Of course, we probably all know the ‘right’ answer: don’t resist the universe, just get on with it. But it’s not that easy is it? We are so heavily wired to believe that life should be a certain way and unfold in our timing, that when we’re side-swiped by unexpected occurrences our default setting is to try to return to how things were, or at least bemoan the ‘unfair fate’ befallen us. We may cling so strongly to this perspective that we refuse to even look for a positive way to manage this new set of circumstances because to do so seems tantamount to accepting it without a struggle, and we’re simply not prepared to do that! So we fight against the events in our lives, telling ourselves that we can’t manage with the new order of things. We need to wrest back some control and get back on top. Even when things seem to be going our way, an eclipse can leave us feeling out of control and destabilised: ‘I didn’t realise I’d get this much success and attention’, can be just as unnerving as ‘How am I going to cope without the person I’ve just spent the last decade with?’. Underlying both of these questions is the essence of the human challenge: ‘How do I live when life doesn’t meet my expectations?’

I don’t know about you, but I’m just loaded with expectations from the minute I awake to the minute I flop into bed at the end of the day. Some seem fairly insignificant, like I expect there to be bread in the bread-bin for breakfast (and sometimes I discover we’ve eaten it all without realising), and I expect water to come out of the tap when I go to fill the kettle (and almost without fail it does). Others carry far more gravity: I expect to be able to walk when I get out of bed, and I expect my husband and I to end the day together, not separated through some life-shattering tragedy. But in truth no-one knows what the next moment holds and an eclipse season collectively reminds us of this, not to highlight the cruel twists of fate that play upon our lives, but to encourage us to awaken to the weight of expectation and begin to free ourselves from its constricting grip.

Once we can do this (and I’m still practicing, believe me!), life takes on a very different hue.
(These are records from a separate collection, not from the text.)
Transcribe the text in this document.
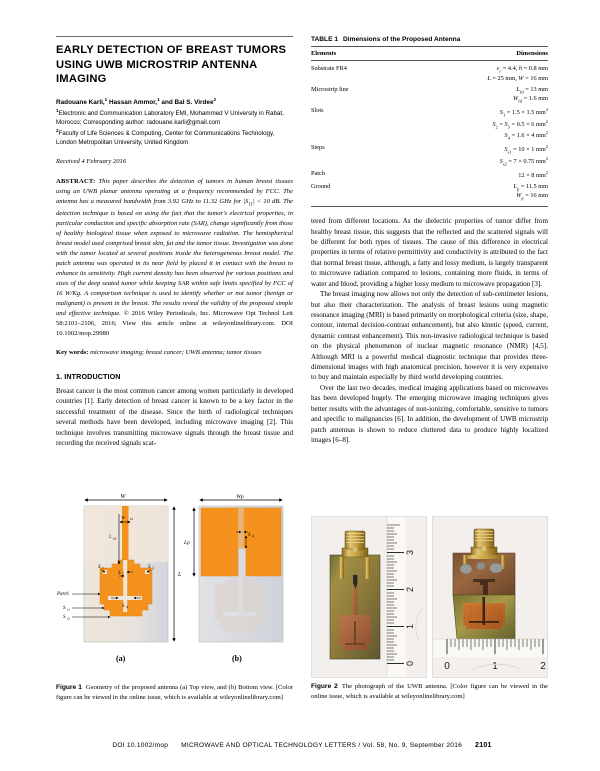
EARLY DETECTION OF BREAST TUMORS USING UWB MICROSTRIP ANTENNA IMAGING

Radouane Karli,$^1$ Hassan Ammor,$^1$ and Bal S. Virdee$^2$

$^1$Electronic and Communication Laboratory EMI, Mohammed V University in Rabat, Morocco; Corresponding author: radouane.karli@gmail.com

$^2$Faculty of Life Sciences & Computing, Center for Communications Technology, London Metropolitan University, United Kingdom

Received 4 February 2016

ABSTRACT: This paper describes the detection of tumors in human breast tissues using an UWB planar antenna operating at a frequency recommended by FCC. The antenna has a measured bandwidth from 3.92 GHz to 11.32 GHz for $|S_{11}| < 10$ dB. The detection technique is based on using the fact that the tumor's electrical properties, in particular conduction and specific absorption rate (SAR), change significantly from those of healthy biological tissue when exposed to microwave radiation. The hemispherical breast model used comprised breast skin, fat and the tumor tissue. Investigation was done with the tumor located at several positions inside the heterogeneous breast model. The patch antenna was operated in its near field by placed it in contact with the breast to enhance its sensitivity. High current density has been observed for various positions and sizes of the deep seated tumor while keeping SAR within safe limits specified by FCC of 16 W/Kg. A comparison technique is used to identify whether or not tumor (benign or malignant) is present in the breast. The results reveal the validity of the proposed simple and effective technique. © 2016 Wiley Periodicals, Inc. Microwave Opt Technol Lett 58:2101–2106, 2016; View this article online at wileyonlinelibrary.com. DOI 10.1002/mop.29980

Key words: microwave imaging; breast cancer; UWB antenna; tumor tissues

1. INTRODUCTION

Breast cancer is the most common cancer among women particularly in developed countries [1]. Early detection of breast cancer is known to be a key factor in the successful treatment of the disease. Since the birth of radiological techniques several methods have been developed, including microwave imaging [2]. This technique involves transmitting microwave signals through the breast tissue and recording the received signals scat-

TABLE 1 Dimensions of the Proposed Antenna
Elements	Dimensions
Substrate FR4	$\varepsilon_r = 4.4$, h = 0.8 mm
L = 25 mm, W = 16 mm
Microstrip line	$L_{fd} = 13$ mm
$W_{fd} = 1.6$ mm
Slots	$S_1 = 1.5 \times 1.5$ $mm^2$
$S_2 = S_3 = 0.5 \times 6$ $mm^2$
$S_4 = 1.6 \times 4$ $mm^2$
Steps	$S_{s1} = 10 \times 1$ $mm^2$
$S_{s2} = 7 \times 0.75$ $mm^2$
Patch	12 × 8 $mm^2$
Ground	$L_p = 11.5$ mm
$W_p = 16$ mm

tered from different locations. As the dielectric properties of tumor differ from healthy breast tissue, this suggests that the reflected and the scattered signals will be different for both types of tissues. The cause of this difference in electrical properties in terms of relative permittivity and conductivity is attributed to the fact that normal breast tissue, although, a fatty and lossy medium, is largely transparent to microwave radiation compared to lesions, containing more fluids, in terms of water and blood, providing a higher lossy medium to microwave propagation [3].

The breast imaging now allows not only the detection of sub-centimeter lesions, but also their characterization. The analysis of breast lesions using magnetic resonance imaging (MRI) is based primarily on morphological criteria (size, shape, contour, internal decision-contrast enhancement), but also kinetic (speed, current, dynamic contrast enhancement). This non-invasive radiological technique is based on the physical phenomenon of nuclear magnetic resonance (NMR) [4,5]. Although MRI is a powerful medical diagnostic technique that provides three-dimensional images with high anatomical precision, however it is very expensive to buy and maintain especially by third world developing countries.

Over the last two decades, medical imaging applications based on microwaves has been developed hugely. The emerging microwave imaging techniques gives better results with the advantages of non-ionizing, comfortable, sensitive to tumors and specific to malignancies [6]. In addition, the development of UWB microstrip patch antennas is shown to reduce cluttered data to produce highly localized images [6–8].

W
L
L fd
W	fd
S 1	S 3
S 2
S 4
Patch
S s1
S s2
Wp
Lp
S 4
(a)	(b)
Figure 1 Geometry of the proposed antenna (a) Top view, and (b) Bottom view. [Color figure can be viewed in the online issue, which is available at wileyonlinelibrary.com]
3
2
1
0	0	1	2
Figure 2 The photograph of the UWB antenna. [Color figure can be viewed in the online issue, which is available at wileyonlinelibrary.com]
DOI 10.1002/mop MICROWAVE AND OPTICAL TECHNOLOGY LETTERS / Vol. 58, No. 9, September 2016 2101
The water that comes out of the tap becomes an everyday miracle that keeps us alive. The empty bread bin is a reminder that even breakfast cannot be predicted! The tragedy that we all pray will not befall us reveals one of the deepest mysteries of life: that even in our darkest hour we can find moments, seconds, of peace if we seek them, and that the thing we fear will break us, may eventually make us stronger and wiser.

Within the constellation of expectations we all carry lie the roots of discontent, distress and dissatisfaction. The more energy we invest in them the less energy we have available when life doesn’t go to plan. The key is not to ensure that never happens (which we can’t do, no matter how hard we try!) but to embrace the fact that it does, thereby recognising that life is living us not the other way around. This is a central message of an eclipse season. One which we need to accept and, when possible, celebrate. Because if life only does what we want when we want, we are forever limited by our imaginations and the expectations dreamt up in our tiny and inconsequential minds. Once life is allowed to take over not even the sky’s the limit, and who knows where it could take us? What we deem an inconvenience can become the gateway to a whole new experience. What we label as a tragedy becomes the moment we recognise what really matters in life. What we see as a failure becomes the path to discovering a hidden talent we never even knew we had.

So eclipse seasons should be welcomed along with all they have in store for us, both personally and collectively. Because whatever it is, we can rest assured that the biggest stumbling block will always be within us, in the form of our expectations and assumptions about life. Ultimately, it’s how we manage them that matters most at this unpredictable time of change.